Conseil des Droits de l’Homme de l’ONU à Genève: intervention à la conférence sur la prévention de l’extrémisme violent

La Belgique remercie le Secrétaire général des Nations Unies et la Confédération suisse de leur initiative sur un thème important et sur lequel nous devons renforcer nos efforts communs.

L’extrémisme violent est un phénomène dont l’amplitude globale a été confirmée par de nombreux événements. Je voudrais associer en pensée à nos travaux les victimes innocentes de ces atrocités, où qu’elles soient décédées, en Belgique ou en France, au Liban, au Pakistan, en Irak, en Côte d’Ivoire, en Turquie ou ailleurs.

Mon pays a été récemment touché par cette violence et a reçu en réponse des milliers de témoignages de soutien officiels mais aussi anonymes. Ils nous prouvent que les valeurs que nous chérissons de liberté et de droits humains et la solidarité dépassent les frontières également.

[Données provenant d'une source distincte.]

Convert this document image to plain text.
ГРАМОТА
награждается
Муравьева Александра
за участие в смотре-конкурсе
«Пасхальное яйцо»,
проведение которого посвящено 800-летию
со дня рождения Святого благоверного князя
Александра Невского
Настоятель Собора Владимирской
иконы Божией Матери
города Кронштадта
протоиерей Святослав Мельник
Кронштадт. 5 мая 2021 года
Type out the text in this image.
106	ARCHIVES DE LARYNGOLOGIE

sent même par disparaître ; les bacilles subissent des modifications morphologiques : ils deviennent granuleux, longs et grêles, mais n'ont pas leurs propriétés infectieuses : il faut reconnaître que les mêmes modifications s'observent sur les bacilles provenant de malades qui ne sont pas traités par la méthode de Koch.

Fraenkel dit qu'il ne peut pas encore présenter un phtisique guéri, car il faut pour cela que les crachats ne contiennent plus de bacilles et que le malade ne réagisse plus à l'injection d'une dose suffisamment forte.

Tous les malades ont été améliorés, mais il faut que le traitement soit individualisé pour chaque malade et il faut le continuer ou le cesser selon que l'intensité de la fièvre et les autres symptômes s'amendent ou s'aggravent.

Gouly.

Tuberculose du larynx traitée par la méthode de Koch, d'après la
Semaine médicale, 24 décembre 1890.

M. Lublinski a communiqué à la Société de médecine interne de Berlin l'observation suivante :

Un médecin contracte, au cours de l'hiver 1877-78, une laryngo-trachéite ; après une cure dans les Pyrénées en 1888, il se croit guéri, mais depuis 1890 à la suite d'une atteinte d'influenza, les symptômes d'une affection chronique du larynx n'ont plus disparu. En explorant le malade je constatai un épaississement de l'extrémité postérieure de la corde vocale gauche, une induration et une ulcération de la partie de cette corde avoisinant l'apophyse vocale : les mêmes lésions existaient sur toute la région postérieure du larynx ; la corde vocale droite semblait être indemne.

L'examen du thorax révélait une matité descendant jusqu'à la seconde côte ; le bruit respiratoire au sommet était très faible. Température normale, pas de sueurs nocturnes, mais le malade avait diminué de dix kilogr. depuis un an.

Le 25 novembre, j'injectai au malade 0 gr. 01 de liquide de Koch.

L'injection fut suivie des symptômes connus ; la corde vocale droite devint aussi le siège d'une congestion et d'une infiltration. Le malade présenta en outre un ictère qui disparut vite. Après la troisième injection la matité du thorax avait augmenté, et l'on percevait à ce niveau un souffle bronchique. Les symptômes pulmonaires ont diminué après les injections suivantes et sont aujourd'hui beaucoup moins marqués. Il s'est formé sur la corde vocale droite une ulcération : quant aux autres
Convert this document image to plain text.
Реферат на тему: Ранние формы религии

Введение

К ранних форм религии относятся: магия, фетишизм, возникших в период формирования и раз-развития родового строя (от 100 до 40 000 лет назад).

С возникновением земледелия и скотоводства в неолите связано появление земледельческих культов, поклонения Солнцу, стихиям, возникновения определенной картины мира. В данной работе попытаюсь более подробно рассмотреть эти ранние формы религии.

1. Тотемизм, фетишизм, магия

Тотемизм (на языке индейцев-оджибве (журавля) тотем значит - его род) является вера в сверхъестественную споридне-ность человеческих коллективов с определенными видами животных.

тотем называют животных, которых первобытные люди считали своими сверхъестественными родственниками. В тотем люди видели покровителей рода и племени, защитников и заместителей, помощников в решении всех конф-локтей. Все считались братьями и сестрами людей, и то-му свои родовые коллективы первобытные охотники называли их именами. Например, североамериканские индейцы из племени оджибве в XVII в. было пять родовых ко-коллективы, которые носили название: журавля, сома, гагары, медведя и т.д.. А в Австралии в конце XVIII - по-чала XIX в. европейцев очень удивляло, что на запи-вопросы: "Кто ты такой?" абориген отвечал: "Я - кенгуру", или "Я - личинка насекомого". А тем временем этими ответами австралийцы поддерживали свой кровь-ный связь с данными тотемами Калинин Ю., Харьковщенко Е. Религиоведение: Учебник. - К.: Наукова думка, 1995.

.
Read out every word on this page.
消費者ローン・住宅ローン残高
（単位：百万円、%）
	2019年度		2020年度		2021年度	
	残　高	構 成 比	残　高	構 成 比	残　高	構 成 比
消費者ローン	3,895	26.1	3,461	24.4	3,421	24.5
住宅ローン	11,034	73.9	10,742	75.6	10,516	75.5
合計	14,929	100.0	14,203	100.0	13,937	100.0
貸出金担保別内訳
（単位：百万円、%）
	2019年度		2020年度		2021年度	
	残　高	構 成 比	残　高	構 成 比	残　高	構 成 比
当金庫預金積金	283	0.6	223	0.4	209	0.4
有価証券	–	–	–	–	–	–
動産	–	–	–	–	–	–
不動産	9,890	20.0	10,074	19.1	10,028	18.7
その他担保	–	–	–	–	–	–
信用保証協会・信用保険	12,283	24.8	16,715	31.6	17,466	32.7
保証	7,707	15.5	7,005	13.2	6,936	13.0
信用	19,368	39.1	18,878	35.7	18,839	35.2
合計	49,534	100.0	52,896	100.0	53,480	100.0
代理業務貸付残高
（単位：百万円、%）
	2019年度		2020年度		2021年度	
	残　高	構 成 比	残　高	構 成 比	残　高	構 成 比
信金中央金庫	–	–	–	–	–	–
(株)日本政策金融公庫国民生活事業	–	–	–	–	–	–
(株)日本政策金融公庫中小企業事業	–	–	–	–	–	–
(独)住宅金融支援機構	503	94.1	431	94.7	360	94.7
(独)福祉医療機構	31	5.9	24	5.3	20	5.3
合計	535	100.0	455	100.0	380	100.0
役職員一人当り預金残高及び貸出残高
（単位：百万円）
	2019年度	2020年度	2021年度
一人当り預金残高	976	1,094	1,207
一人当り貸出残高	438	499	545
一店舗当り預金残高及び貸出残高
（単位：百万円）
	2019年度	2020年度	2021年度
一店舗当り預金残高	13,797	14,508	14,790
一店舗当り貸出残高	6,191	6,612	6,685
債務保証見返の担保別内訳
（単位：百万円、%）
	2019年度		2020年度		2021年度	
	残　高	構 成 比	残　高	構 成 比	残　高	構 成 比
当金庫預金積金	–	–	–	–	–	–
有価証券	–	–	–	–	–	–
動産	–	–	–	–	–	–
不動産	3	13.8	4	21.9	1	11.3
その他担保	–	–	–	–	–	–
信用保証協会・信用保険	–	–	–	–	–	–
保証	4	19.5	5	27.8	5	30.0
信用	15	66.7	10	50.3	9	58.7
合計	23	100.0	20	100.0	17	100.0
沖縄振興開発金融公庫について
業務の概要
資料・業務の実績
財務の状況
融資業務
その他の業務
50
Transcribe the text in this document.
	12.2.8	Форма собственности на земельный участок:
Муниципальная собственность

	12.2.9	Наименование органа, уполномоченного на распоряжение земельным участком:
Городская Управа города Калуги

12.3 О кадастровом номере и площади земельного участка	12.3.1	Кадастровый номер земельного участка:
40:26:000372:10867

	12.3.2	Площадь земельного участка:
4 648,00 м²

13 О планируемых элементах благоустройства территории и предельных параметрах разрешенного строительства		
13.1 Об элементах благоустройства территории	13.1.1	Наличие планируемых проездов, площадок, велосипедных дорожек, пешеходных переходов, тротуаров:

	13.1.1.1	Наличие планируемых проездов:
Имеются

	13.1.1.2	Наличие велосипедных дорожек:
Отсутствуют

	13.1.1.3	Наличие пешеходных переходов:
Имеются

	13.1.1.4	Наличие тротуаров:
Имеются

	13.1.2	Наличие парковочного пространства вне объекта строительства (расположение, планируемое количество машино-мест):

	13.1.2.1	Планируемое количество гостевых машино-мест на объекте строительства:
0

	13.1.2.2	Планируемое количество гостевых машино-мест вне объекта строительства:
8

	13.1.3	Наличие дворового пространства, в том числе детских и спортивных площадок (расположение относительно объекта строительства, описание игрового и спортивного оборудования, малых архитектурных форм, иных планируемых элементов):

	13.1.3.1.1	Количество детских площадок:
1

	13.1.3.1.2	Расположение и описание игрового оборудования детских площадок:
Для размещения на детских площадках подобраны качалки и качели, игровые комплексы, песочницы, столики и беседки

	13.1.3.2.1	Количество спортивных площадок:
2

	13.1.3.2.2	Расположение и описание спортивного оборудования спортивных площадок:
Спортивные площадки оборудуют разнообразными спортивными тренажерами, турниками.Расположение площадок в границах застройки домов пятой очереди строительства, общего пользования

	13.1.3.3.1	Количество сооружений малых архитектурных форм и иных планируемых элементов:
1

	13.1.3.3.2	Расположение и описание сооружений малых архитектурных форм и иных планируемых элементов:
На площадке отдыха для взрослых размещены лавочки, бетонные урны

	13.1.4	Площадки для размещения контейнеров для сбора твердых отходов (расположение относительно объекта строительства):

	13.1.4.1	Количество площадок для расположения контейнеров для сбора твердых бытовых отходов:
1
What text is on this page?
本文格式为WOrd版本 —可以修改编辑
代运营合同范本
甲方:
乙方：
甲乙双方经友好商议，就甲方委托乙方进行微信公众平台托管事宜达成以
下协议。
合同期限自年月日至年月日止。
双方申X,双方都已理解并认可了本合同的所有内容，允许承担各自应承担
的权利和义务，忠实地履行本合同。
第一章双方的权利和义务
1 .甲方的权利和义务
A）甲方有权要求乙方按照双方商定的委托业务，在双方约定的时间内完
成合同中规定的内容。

La Belgique accueille positivement le Plan d’Action du Secrétaire général sur la prévention du terrorisme et de l’extrémisme violent. Celui-ci définit à juste titre le cadre essentiel pour prévenir l’extrémisme et incite chaque Etat et chaque région à prendre ses responsabilités. Les causes de l’extrémisme sont multiples et se situent au niveau individuel, comme national ou régional. Il convient donc d’adresser les causes profondes dans chaque contexte spécifique, en suivant le cadre général défini par le Secrétaire général.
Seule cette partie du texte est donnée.